ADAPTED VS TRANSLATED...
Readers often ask us:
I don't know what "adapted by" means. Are you rewriting or abridging the books?
The answer is no.
The Black Coat Press books are really complete, unabridged translations (and we do say so inside the books) but
we feel that the degree of writing skills that our translators bring to each project deserves more than a mere
"translated by" credit, especially when there are so many mediocre public domain translations available
out there.
For example, this is a cut & paste from the first paragraph of the public domain translation of ROULETABILLE
/AND THE MYSTERY OF THE YELLOW ROOM by Gaston Leroux:
It is not without a certain emotion that I begin to recount here the extraordinary adventures of Joseph Rouletabille.
Down to the present time he had so firmly opposed my doing it that I had come to despair of ever publishing the
most curious of police stories of the past fifteen years. I had even imagined that the public would never know
the whole truth of the prodigious case known as that of The Yellow Room, out of which grew so many mysterious,
cruel, and sensational dramas, with which my friend was so closely mixed up, if, propos of a recent nomination
of the illustrious Stangerson to the grade of grandcross of the Legion of Honour, an evening journal--in an article,
miserable for its ignorance, or audacious for its perfidy--had not resuscitated a terrible adventure of which Joseph
Rouletabille had told me he wished to be for ever forgotten.
This is from our own adaptation:
It is not without some emotion that I begin here to recount the extraordinary adventures of Joseph Rouletabille.
Until very recently, he was so firmly opposed to my telling his story that I had come to despair of ever publishing
my accounts of some of the most bizarre criminal affairs of the last 15 years.
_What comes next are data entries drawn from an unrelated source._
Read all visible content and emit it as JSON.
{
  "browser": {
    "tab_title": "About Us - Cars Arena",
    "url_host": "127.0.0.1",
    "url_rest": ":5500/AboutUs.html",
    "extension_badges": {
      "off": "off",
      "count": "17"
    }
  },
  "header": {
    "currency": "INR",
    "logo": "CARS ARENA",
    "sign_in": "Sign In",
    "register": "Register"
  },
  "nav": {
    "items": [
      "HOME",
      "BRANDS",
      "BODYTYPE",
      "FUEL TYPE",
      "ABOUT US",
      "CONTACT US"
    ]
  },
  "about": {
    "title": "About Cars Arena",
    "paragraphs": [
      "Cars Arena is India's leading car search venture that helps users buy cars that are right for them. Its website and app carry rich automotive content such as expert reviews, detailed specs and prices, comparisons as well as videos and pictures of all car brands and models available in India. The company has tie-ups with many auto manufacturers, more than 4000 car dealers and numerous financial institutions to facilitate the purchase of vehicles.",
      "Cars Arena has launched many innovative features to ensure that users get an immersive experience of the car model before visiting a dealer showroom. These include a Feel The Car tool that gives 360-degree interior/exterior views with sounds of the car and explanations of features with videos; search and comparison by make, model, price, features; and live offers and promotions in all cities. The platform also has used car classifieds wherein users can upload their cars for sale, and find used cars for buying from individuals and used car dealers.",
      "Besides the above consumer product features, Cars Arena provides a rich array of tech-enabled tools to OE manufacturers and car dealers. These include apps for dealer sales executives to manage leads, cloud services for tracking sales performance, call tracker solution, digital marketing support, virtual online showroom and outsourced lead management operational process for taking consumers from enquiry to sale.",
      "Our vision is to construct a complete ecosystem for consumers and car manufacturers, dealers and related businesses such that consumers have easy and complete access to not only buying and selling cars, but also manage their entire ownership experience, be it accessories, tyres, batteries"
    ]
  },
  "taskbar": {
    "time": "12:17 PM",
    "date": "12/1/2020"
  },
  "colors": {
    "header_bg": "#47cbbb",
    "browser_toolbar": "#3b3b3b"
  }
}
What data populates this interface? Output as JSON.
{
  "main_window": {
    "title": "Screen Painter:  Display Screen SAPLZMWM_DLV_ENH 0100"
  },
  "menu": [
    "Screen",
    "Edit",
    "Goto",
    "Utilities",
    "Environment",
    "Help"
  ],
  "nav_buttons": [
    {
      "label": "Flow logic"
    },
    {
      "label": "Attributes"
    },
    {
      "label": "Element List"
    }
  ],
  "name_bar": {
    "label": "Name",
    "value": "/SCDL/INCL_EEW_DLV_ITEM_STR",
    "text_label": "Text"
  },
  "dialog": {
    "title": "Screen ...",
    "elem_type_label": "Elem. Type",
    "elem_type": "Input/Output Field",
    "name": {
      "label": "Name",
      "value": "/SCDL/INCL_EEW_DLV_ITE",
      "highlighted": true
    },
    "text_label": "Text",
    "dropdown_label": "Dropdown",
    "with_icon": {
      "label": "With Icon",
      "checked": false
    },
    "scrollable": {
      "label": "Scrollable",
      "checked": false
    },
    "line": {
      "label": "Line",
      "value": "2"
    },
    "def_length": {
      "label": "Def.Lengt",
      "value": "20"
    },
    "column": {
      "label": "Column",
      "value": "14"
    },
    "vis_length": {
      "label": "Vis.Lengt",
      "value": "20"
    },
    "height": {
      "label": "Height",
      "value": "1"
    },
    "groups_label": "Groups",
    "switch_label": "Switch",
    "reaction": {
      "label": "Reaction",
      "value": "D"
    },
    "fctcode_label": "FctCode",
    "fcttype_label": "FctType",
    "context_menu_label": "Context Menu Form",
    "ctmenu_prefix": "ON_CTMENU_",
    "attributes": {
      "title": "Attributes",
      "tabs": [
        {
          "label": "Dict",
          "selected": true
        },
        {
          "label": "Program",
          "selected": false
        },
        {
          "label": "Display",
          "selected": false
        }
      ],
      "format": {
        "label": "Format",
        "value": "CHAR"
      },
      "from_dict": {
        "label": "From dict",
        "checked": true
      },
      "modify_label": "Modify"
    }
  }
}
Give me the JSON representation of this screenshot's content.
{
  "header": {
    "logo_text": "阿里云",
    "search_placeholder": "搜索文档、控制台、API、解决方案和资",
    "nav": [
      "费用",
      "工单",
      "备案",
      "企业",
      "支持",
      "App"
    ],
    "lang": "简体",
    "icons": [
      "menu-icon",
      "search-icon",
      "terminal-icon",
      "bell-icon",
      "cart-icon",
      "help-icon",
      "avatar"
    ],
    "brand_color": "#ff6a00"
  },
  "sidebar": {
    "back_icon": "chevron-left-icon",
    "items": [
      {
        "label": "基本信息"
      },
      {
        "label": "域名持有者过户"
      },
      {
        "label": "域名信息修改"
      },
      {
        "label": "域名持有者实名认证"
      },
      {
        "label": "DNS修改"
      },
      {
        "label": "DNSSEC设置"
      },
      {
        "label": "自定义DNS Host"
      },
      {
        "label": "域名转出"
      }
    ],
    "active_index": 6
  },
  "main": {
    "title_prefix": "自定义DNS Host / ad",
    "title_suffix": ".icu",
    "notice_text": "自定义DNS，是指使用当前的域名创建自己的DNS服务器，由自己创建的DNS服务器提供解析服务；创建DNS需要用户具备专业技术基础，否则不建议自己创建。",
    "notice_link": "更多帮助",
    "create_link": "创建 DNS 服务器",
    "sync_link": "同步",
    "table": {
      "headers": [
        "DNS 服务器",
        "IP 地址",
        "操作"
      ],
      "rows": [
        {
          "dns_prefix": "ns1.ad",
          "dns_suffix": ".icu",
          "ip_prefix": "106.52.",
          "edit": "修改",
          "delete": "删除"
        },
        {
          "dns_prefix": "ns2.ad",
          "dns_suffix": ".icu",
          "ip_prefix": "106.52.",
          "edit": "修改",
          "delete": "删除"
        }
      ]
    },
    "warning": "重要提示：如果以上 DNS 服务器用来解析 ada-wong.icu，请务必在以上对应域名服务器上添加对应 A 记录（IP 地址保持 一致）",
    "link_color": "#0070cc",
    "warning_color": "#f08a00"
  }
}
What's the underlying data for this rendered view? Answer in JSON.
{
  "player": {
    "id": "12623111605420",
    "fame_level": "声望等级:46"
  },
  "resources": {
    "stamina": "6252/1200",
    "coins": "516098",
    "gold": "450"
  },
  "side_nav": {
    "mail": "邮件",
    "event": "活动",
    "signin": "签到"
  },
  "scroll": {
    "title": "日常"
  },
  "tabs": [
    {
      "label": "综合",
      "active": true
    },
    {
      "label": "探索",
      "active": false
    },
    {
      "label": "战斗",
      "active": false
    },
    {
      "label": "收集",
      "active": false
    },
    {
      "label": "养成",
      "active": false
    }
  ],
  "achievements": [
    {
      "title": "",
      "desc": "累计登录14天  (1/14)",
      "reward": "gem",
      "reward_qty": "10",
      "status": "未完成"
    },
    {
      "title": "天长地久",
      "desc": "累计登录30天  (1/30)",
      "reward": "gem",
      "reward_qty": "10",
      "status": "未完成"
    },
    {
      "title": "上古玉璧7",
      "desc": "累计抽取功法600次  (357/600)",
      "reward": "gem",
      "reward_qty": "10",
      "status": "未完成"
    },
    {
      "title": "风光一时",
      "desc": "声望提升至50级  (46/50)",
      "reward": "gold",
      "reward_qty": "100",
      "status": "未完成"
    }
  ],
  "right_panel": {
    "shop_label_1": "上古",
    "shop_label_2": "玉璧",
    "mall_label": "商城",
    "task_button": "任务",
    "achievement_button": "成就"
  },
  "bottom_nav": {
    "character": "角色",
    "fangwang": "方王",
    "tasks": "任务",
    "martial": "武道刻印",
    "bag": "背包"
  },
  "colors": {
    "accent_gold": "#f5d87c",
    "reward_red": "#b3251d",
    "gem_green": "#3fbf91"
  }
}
I had thought that the public would
never learn the truth about the prodigious “Mystery of the Yellow Room,” which provoked many strange and sensational
press articles, and in which my friend was closely involved.
It was only when the illustrious Professor Stangerson was recently nominated for the Grand-Croix of the Légion
d’Honneur, and, as a result, one of the evening newspapers printed a remarkably bold, ignorant and perfidious article
about that terrible affair, that Rouletabille gave me his permission, while confiding in me that he truly wished
that this case had been forgotten.
I think this example shows why we feel that a great deal of skillful writing is involved in preparing our books,
going beyond mere translating.
We also perform minor editing that ough to have been done by the French publishers at the time of the original
publication: mostly eliminating duplicated passages (usually leftover from newspaper serializations) and fixing
small continuity mistakes.
At the request of libraries, we must edit offensive language (judging by modern standards) so the n*** word and
other similarly offensive descriptions will be replaced by more neutral terms such as "native", "guide",
"african", "asian", "usurer", etc. but other than replacing one offensive word by
another deemed more neutral, nothing is cut out.
In general, things like gross scientific inaccuracies and other outmoded notions are footnoted, not rewritten.
We have only "updated" two obscure pulp novels (Doctor Omega and
Doc Ardan) where we performed a more subsantial rewrite to improve the original
text (although still sticking to the original period narrative, warts and all) and those are labelled "adapted
AND RETOLD by", a credit devised by Philip José Farmer and DAW Books for his own translation/adaptation
of J.-H. Rosny Aîné's Ironcastle (available in a more faithful translation here).